1. The problem statement, all variables and given/known data
Fourier series expansion of a signal f(t) is given as
f(t) = summation (n = -inf to n = +inf) [3/(4+(3n pi)2) ) * e j pi n t

A term in expansion is A0cos(6 pi )
find the value of A0

Repeat above question for A0 sin (6 pi t)

2. Relevant equations
Fourier expansion is summation n = -inf to +inf Cn ejwnt
where Cn is Integration over T0 x(t) e-jwnt dt

3. The attempt at a solution

In book they've said Cn is right.
But then they say an is 2 times real part of Cn
and have done an = 6/[4 + (18 pi)2

For third part they've put A0sin (6 pi t) = bn sin (n w t)
and for n = 6, this is zero.

I didn't understand this part.

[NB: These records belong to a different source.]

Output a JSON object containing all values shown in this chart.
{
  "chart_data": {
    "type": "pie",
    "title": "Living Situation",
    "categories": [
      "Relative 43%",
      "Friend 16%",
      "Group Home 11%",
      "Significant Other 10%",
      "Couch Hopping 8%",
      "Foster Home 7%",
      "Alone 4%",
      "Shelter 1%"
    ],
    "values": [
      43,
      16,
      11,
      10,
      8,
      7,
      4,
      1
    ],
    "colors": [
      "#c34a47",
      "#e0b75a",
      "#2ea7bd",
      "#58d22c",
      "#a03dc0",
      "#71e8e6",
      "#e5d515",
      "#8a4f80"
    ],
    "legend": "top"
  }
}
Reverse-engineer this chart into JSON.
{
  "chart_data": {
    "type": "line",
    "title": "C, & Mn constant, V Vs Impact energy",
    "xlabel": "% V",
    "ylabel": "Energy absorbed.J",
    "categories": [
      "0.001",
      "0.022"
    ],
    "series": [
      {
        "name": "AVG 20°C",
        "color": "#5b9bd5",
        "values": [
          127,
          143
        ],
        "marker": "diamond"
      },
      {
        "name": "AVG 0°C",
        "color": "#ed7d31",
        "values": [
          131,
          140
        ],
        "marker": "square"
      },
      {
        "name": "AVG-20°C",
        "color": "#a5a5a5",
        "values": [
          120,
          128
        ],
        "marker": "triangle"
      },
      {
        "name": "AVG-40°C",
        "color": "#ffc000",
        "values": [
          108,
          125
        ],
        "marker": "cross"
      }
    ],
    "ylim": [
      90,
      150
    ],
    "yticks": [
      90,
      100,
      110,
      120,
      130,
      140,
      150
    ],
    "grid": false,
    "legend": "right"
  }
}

Why did they multiply it by 2 first and then how did it become zero in the second.

I understand that sin ( 6 pi) is zero but how can sin ( 6 pi t) be zero? Wouldn't this vary as 't' varies?

2. Jan 28, 2017

### pasmith

The coefficients of $\cos n\pi t$ and $\sin n\pi t$ come not just from $c_n$, but also $c_{-n}$: $$c_ne^{i n\pi t} + c_{-n}e^{-in\pi t} = (c_n + c_{-n})\cos n\pi t + i(c_n - c_{-n})\sin n\pi t$$

3. Jan 28, 2017

### jaus tail

Oh yeah. Thanks. I didn't think about C-n.